あはっ、と笑った顔が疲労感を感じさせないほど晴れやかで、仕事への前向きな姿勢が見て取れた。



「おつかれ、遅くなったな」

時計はもう19時になろうとしている。


「ちゃんと残業つけろよ?」

「はい」

俺の命令のような言葉に笑った。



「あれ、ちぃちゃんまだ残ってんの?」

声の方に二人で振り向くと2グループの内田がいた。



「お疲れ様です、久世さん試験!お願いしたいんですけど!」

依頼書を両手で差し出して深々と礼をする。態度で露骨にみせても内容次第だ、紙を受け取って一瞥する。

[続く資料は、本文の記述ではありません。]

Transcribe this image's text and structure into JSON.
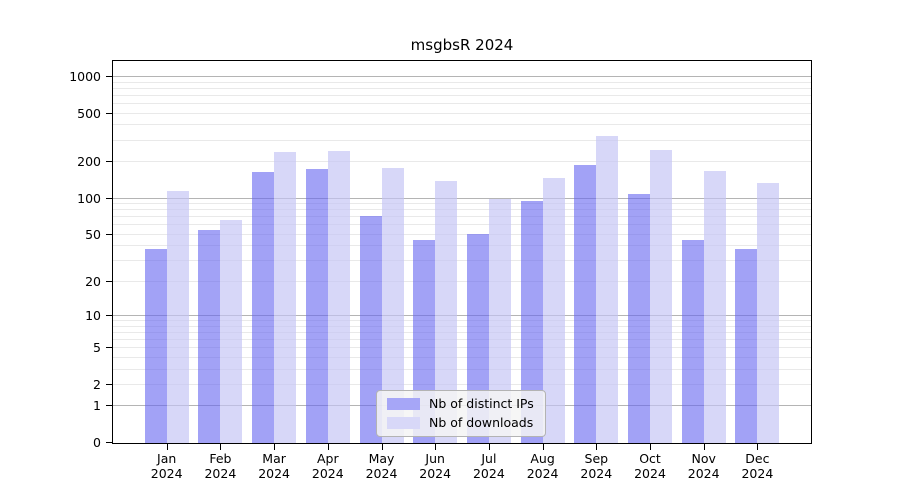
{
  "title": "msgbsR 2024",
  "chart_data": {
    "type": "bar",
    "title": "msgbsR 2024",
    "categories": [
      "Jan",
      "Feb",
      "Mar",
      "Apr",
      "May",
      "Jun",
      "Jul",
      "Aug",
      "Sep",
      "Oct",
      "Nov",
      "Dec"
    ],
    "category_year": "2024",
    "series": [
      {
        "name": "Nb of distinct IPs",
        "values": [
          38,
          55,
          165,
          175,
          72,
          45,
          51,
          95,
          190,
          108,
          45,
          38
        ],
        "color": "rgba(100,100,240,0.6)",
        "swatch_color": "#a6a6f7"
      },
      {
        "name": "Nb of downloads",
        "values": [
          115,
          66,
          240,
          245,
          178,
          140,
          100,
          148,
          330,
          250,
          170,
          135
        ],
        "color": "rgba(196,196,244,0.67)",
        "swatch_color": "#d8d8f8"
      }
    ],
    "yscale": "log10(value+1)",
    "yticks": [
      0,
      1,
      2,
      5,
      10,
      20,
      50,
      100,
      200,
      500,
      1000
    ],
    "major_grid_at": [
      1,
      10,
      100,
      1000
    ],
    "ylim": [
      0,
      1380
    ],
    "grid": {
      "major_color": "#b4b4b4",
      "minor_color": "#e9e9e9"
    },
    "legend_position": "lower center",
    "axis_color": "#000000",
    "background": "#ffffff"
  }
}
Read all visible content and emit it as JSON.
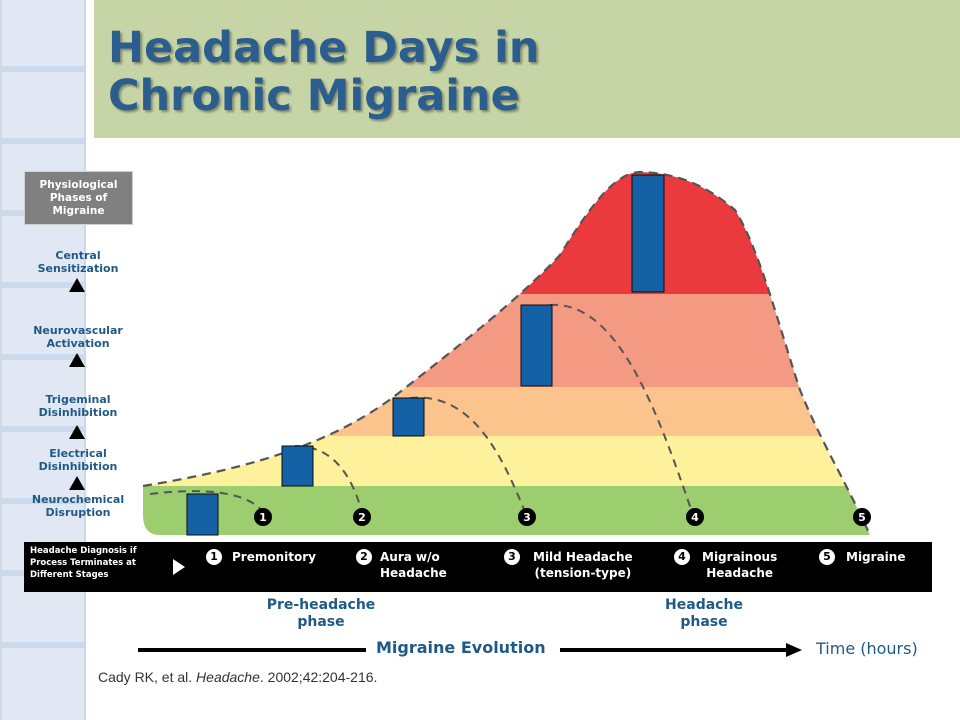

「……これ、うちにある装置だと<5以下しかみれないけどやる意味ある?」

「え!でもこの他社との比較で以下でもデータ欲しいんです。お願いします!」


「納期は?」

「……月末……とか?」

「…月末ねぇ…」考えてると彼女と視線が合った。


「スケジュールある?」

聞かれて目を丸くする彼女だが、実験台の引き出しからファイルを取り出した。


「ちょっと見せて」

彼女のそばにいき紙を覗き込む。



「……連休とりたいんだっけ?」

覗き込んだ視線を彼女に向けると「えっ?」と、目が合う。



黒い漆黒のような瞳は吸い込まれるように澄んでいる。


「いいんですか?」

その瞳が少し興奮したように揺れた。


「内田の仕事なければとれるかな」

「え!」それに内田が声を上げた。



「連休欲しいです」

嬉しそうに彼女が言うから内田に言う。


「だって。月末納期は無理だわ」

「「え!」」

二人の声が重なった。


「そんなぁ~」

泣きそうになる内田に、彼女が困ったように微笑む。


「久世さん、本っ気で意地悪いですよ」

「休みはいいけど、連休は諦めてくれる?」そう聞くと「貸しにしますよ?」と、挑発的な目を向けてきた。


「どっかで連休取らせるわ」

「絶対ですよ?」もう、とふてくされたように言うけど絶対連休を取ろうとなんかしてない気がする。


「やった!ちぃちゃん神!」

「ウッチーのせいだからねぇ」

内田とはくだけて話すんだな、とぼんやりと思った。


歳も内田との方が近いのか、その時初めて彼女自身のことを考えた。

仕事する部下ではなく菱田千夏という一人の女性のことを意識した瞬間だった。



彼女が俺とあんな風に距離を詰めて話をすることはきっとない。

真面目で芯が通った彼女は俺の前では徹底して部下の顔で仕事をしているから。